Yes it works but your mileage may vary. Scatter them as much as possible and alternate the orientation of the entrances, anything but side by side in a straight line. We do it and generally get an 80 to 85% success rate. Your challenge with large doubles will be getting the size right.


----------



## Keith Jarrett (Dec 10, 2006)

jim lyon said:


> anything but side by side in a straight line.
> .


Well said Jim, more space between hives the better.


----------



## Horse Shoe (Apr 10, 2012)

jim lyon said:


> Yes it works but your mileage may vary. Scatter them as much as possible and alternate the orientation of the entrances, anything but side by side in a straight line. We do it and generally get an 80 to 85% success rate. Your challenge with large doubles will be getting the size right.



Jim, 
Can you explain "getting the size right" a little more please. 
Thanks
Ron


----------



## jim lyon (Feb 19, 2006)

Horse Shoe said:


> Jim,
> Can you explain "getting the size right" a little more please.
> Thanks
> Ron


Cell acceptance in large crowded hives with lots of older field bees can be unpredictable. Also if you have old queens side by side with queen less nucs bees will gravitate back to the old queens.


----------



## babybee (Mar 23, 2012)

Also if you have large entrances, you should use an entrance block and push the flight to the outside of the pallet. Then you can get to over 90 percent take. And if they are to big use cell protectors.


----------



## Markt (Feb 8, 2012)

I've done it on 6 way pallets randomly oriented with good success... Even made up 12 nucs on a 6 way as an experiment (divider board in the middle of each box and a dadoed piece of wood separating the entrances) and they all mated properly. I should mention that my boxes are different colours, that might be important. Bottom line I wouldn't be too nervous


----------



## beegolden (May 1, 2014)

Thank you all with the tips and information! I'm going to give it my all and hope to see good mating flights! I will randomly orientate them and place some land markers near the entrances of the pallets/hives for reference!


----------



## crocodilu911 (Apr 17, 2015)

i do not know if you need my advice, but i will give it anyway. 

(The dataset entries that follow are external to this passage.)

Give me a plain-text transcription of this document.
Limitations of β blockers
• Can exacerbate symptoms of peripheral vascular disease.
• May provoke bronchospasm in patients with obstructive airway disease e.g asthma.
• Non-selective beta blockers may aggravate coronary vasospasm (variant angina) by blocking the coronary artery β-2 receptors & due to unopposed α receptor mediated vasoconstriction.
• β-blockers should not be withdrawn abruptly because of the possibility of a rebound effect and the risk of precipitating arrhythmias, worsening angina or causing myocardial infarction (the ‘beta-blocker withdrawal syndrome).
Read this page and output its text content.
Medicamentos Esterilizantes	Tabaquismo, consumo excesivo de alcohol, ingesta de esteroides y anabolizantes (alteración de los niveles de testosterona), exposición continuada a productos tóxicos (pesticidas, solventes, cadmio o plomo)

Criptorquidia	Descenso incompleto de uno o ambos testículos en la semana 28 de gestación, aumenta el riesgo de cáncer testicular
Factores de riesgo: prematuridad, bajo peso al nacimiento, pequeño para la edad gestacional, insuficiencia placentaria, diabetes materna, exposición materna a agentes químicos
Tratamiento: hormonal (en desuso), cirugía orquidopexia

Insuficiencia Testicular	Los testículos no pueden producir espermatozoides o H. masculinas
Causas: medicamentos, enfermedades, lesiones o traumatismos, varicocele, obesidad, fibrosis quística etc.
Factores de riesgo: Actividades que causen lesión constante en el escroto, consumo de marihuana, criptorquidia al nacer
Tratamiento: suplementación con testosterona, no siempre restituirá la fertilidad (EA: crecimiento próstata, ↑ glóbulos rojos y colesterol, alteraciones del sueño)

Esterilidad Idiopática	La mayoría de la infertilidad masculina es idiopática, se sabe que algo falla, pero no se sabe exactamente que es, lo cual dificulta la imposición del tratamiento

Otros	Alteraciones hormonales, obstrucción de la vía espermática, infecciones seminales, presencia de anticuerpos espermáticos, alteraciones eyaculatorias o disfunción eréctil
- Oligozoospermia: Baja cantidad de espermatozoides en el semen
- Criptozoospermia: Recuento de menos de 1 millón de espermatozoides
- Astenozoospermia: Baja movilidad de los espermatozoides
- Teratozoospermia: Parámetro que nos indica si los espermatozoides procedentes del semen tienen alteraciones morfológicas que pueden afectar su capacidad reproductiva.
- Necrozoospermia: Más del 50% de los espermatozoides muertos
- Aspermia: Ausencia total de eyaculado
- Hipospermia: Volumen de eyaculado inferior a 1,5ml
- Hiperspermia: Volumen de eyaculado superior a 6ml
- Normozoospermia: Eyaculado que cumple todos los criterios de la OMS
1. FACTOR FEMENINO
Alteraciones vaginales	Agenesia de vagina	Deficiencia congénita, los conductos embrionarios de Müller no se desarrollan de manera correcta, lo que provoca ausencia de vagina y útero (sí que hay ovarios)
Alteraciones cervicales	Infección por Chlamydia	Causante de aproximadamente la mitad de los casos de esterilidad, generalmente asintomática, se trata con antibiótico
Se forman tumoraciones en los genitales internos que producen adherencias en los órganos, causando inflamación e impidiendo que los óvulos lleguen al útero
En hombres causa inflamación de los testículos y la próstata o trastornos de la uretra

play the number's game. do your splits, and then place 1 queen cell in them. go back 3 days later and put in a younger queen cell, and again in 3 days. that is if you have the time. if not, you know they have those sticker you can buy in different colours, that stick on wood? well, use those on your pallets, or just go buy some different colour paint, and a few geometrical shape templates( you can also make those out of cardboard) and at nioght you can go paint the front of your hives, with a good, eco friendly paint. that will take care of your issue. i have done this e few years back and it worked, as far as i was concerned. i also played the numer's game at the same time, had one worker to pay so i kept him busy 



beegolden said:


> After getting the bees back from the almonds, hives are boiling out with bees in double deeps. I planned on making some splits while in the oranges and in the foothills with ripe queen cells. But was concerned with the queen and her mating flight in a yard with all similar in box conf. and color using 4 way pallets. Has anyone had good success requeening with cells on pallets? or am I better off to put them on bottom boards and randomly set hives in the yard? I got a late start to my queen rearing operation and unfortunately don't have enough mated queens at the time ( all were mated in 5 frame nuc boxes randomly painted and placed ) I have had good success with this method, and have never played around with requeening/ making splits with ripe queen cells on 4 way pallets. Any comments or input appreciated.


----------



## beesohappy (Jun 3, 2009)

beegolden said:


> Thank you all with the tips and information! I'm going to give it my all and hope to see good mating flights! I will randomly orientate them and place some land markers near the entrances of the pallets/hives for reference!



So how did it go? I made up 32 about 20 days ago and haven't had a chance to check them. I laid mine out with about 10' between them and off set them in a zig zag pattern.


----------